Before Jeremy knew it, he was talking, and could hear his voice speak as if listening to a pre-recorded broadcast, with the sensation that what he was saying had already occurred, and that he was merely laying rightful ownership to it, overwhelming. ‘What I want to know is why do I have less right to exist than you two? No one’s ever given me, my mum, dad or anyone I know, as much talk or attention as you two do each other. Quacking away like the world doesn’t exist, it’s not right! There are babies that die without anyone knowing who they are. You think you’re the best people in the world but you’re dregs, you’re just where you are because of luck, that’s all, because you’ – he pointed to Petula – ‘married who you did and you’ – he turned to Regan – ‘had her as your mother, and that’s it. None of what you take for granted has anything to do with you, but you act like it was created off your own backs and you have a right to it all, and talk about yourselves like you’re something important. You aren’t. The person who does the paper round is more important than you. You don’t deserve any of this and you’re spunking it away and too busy doing it to realise you won’t get the chance to have any of it back. Luck doesn’t repeat itself till it’s blue in the face and you lot have had more than’s fair. It’s not right! You’re really bad people!’
‘At last he speaks!’ laughed Petula dryly. ‘Perhaps if you’d tried engaging in a more human way earlier we’d have taken more notice of you. And not just you, but your mother, father, the dead children, the paperboy and anyone else in the world you cared to entertain us with the existence of!’
‘Just fuck off will you?’
‘Please Jeremy! Don’t speak to my mum like that!’
‘And you can too!’
‘It’s alright darling, Jeremy is on his way to becoming a nicer person. It’ll just take a little more time and practice than he thought. We all need to be patient for him.’
Jeremy had turned his back to them and was grabbing coats off chairs, lighting on one of Petula’s Barbour jackets that lay over his Puffa. ‘Nicer person?’ he yelled at the
garment, ‘you can talk about nice people! Perhaps that’s what we should have discussed after I stuck my cock in you, yeah? How one goes about becoming a nicer person?

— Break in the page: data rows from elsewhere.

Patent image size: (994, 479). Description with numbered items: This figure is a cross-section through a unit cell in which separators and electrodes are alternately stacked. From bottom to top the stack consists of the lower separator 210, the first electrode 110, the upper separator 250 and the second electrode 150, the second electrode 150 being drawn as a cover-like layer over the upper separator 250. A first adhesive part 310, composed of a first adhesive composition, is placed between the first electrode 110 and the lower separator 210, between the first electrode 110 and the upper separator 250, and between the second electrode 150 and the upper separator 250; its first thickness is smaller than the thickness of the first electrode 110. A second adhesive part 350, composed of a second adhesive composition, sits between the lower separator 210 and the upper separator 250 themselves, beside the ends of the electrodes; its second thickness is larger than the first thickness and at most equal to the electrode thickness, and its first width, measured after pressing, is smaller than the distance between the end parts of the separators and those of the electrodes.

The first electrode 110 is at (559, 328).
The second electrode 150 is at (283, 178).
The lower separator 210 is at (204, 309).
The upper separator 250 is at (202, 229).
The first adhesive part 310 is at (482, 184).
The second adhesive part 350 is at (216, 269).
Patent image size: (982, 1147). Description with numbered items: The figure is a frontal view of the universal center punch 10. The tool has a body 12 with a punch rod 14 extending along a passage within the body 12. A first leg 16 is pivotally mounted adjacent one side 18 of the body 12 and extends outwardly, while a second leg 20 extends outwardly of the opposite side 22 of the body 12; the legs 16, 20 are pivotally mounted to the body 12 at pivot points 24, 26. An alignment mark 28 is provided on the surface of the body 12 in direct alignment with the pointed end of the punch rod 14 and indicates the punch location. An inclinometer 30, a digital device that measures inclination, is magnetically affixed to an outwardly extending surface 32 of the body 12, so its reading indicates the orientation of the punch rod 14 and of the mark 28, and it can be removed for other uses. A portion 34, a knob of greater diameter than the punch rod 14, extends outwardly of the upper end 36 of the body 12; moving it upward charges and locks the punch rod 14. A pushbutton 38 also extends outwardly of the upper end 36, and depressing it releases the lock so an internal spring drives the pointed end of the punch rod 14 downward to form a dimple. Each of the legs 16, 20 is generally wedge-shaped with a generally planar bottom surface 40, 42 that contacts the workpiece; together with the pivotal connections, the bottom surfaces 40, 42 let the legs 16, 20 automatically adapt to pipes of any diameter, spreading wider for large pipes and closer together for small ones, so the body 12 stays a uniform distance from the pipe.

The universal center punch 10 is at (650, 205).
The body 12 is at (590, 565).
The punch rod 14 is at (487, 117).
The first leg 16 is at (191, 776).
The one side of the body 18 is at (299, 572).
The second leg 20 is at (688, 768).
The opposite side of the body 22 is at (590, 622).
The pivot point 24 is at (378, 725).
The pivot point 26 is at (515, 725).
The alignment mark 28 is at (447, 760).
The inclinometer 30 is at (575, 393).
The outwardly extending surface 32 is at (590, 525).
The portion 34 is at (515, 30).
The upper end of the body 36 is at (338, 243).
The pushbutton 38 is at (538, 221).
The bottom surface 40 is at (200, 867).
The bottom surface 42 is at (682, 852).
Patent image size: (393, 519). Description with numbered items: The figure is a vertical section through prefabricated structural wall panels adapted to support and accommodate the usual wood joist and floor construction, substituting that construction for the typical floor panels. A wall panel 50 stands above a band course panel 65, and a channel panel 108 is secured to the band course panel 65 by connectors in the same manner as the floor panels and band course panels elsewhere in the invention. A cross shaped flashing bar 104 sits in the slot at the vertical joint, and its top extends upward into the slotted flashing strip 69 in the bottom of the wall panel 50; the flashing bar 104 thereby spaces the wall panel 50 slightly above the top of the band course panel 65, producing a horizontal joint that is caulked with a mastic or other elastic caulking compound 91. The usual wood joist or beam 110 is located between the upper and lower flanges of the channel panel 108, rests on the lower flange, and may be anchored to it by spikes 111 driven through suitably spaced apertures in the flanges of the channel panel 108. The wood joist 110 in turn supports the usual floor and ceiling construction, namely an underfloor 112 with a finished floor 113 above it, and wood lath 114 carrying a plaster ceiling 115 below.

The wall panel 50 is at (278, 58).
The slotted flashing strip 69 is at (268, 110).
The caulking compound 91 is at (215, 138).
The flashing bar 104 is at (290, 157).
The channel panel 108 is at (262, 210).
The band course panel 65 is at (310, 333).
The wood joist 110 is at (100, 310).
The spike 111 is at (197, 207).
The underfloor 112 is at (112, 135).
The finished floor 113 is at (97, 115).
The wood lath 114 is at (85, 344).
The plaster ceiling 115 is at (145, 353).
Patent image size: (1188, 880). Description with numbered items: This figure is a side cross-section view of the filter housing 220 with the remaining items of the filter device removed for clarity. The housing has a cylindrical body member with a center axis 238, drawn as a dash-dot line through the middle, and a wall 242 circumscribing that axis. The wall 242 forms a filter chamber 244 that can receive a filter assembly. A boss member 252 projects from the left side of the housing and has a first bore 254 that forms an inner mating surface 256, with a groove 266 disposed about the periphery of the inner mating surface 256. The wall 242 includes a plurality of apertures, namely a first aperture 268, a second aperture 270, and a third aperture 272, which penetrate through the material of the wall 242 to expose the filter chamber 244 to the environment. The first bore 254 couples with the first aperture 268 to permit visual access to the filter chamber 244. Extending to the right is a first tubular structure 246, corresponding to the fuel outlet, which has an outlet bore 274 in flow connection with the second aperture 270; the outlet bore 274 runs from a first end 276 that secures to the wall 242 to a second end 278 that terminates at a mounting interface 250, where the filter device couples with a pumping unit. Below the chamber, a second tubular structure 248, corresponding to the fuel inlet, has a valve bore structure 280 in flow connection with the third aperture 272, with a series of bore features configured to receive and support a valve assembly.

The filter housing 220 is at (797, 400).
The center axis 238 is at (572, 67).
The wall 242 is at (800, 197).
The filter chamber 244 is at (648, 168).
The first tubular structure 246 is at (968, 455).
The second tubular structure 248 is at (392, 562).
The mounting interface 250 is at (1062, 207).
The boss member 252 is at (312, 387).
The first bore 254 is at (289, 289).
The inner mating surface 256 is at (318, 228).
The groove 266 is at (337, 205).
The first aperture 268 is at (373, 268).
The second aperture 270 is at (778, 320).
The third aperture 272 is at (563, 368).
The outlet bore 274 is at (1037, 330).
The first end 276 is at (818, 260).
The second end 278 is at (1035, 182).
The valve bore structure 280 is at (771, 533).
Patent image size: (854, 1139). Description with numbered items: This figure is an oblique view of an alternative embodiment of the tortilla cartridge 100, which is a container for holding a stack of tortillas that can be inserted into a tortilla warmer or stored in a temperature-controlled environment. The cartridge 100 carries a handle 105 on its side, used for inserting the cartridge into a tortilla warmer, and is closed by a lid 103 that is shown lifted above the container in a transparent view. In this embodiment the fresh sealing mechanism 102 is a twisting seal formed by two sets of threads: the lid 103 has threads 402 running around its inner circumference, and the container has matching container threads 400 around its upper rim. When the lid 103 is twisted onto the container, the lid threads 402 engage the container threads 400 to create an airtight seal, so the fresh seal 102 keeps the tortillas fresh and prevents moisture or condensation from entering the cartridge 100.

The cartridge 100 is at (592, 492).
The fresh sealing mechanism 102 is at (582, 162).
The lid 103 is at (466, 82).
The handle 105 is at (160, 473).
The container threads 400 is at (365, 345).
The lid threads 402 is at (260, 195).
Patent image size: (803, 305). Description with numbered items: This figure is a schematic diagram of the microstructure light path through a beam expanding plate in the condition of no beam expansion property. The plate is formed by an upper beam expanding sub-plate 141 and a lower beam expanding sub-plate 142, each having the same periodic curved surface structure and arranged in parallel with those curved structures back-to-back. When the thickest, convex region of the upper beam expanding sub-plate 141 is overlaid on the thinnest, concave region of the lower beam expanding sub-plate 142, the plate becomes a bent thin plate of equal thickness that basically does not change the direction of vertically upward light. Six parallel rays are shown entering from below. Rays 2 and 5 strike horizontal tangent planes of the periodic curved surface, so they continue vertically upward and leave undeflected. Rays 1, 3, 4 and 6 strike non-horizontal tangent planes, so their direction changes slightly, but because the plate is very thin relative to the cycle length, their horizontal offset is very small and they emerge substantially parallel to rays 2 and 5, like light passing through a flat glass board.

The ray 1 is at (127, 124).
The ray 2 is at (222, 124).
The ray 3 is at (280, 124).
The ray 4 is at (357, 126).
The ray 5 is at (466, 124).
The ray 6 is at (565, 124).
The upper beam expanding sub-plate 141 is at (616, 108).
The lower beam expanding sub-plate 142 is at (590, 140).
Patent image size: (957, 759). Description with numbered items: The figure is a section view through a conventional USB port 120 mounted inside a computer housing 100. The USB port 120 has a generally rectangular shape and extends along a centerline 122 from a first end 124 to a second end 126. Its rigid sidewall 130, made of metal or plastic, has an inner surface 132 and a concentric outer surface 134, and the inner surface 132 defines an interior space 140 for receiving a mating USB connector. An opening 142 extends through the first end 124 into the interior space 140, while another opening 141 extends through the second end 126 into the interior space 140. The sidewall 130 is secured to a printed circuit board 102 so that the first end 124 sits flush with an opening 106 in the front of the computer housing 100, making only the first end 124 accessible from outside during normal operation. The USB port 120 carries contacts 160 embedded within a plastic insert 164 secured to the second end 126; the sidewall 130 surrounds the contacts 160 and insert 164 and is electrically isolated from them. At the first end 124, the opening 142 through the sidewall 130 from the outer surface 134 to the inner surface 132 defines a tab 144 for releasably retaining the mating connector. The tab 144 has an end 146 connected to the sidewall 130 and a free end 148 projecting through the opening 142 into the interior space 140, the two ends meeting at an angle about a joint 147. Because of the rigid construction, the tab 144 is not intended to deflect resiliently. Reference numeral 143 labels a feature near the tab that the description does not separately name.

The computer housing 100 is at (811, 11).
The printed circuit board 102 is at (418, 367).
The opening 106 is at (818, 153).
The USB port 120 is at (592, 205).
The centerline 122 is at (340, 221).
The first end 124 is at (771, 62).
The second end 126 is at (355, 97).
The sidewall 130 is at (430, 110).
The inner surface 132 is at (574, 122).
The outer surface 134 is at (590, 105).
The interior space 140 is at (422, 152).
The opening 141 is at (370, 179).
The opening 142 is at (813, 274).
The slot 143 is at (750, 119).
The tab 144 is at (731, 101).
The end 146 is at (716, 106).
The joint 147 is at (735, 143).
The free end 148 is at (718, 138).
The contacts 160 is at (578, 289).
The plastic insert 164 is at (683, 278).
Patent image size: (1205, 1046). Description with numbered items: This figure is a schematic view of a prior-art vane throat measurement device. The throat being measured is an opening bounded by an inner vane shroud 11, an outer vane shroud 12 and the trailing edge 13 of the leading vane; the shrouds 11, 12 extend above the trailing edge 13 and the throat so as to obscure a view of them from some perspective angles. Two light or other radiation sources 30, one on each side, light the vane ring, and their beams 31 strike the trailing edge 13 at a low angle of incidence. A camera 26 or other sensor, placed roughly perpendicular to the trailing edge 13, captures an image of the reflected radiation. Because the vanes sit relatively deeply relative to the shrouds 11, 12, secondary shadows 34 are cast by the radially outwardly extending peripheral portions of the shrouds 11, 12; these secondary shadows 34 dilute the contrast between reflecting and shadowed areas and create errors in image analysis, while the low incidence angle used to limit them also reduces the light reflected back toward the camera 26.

What about that, eh?’
‘Since you ask Jeremy, I’ll put the answer in an idiom that won’t confuse you: you enter a room, like this one, look around for the biggest cunt in it, and if you can’t find one you leave, because that cunt is you. Nice-person conversation over.’
‘Don’t try me, I could take you out just like that! You can’t get away with treating people like this, not me anyway. I’m going, off!’
‘Then you’d better go,’ said Petula quietly, folding her arms and haughtily staring past him at a painting of an octopus on an operating table, that she had kept meaning to move, but was now belatedly grateful to have hung in her line of vision.
Regan had gone white. She watched Jeremy, his eyes nearly crossed with fury, struggle to get his arms into the sleeves of the coat, pulling it on the wrong way like a madman strapped into a straightjacket he was trying to escape. Without stalling to correct his mistake, Jeremy stumbled away from the table, arms outstretched before him, tripping through the kitchen door face-downwards into the corridor. His obvious distress and the leery clumsiness of his flight excited a pity in Regan that her mother did not share.
‘Never mind, in life you don’t always have the conversation you were preparing for,’ Petula called after him loudly, to establish before them both that Jeremy had already left their lives, if not the actual building yet.
‘You can’t treat people like this!’ he yelled back, ‘you can’t!’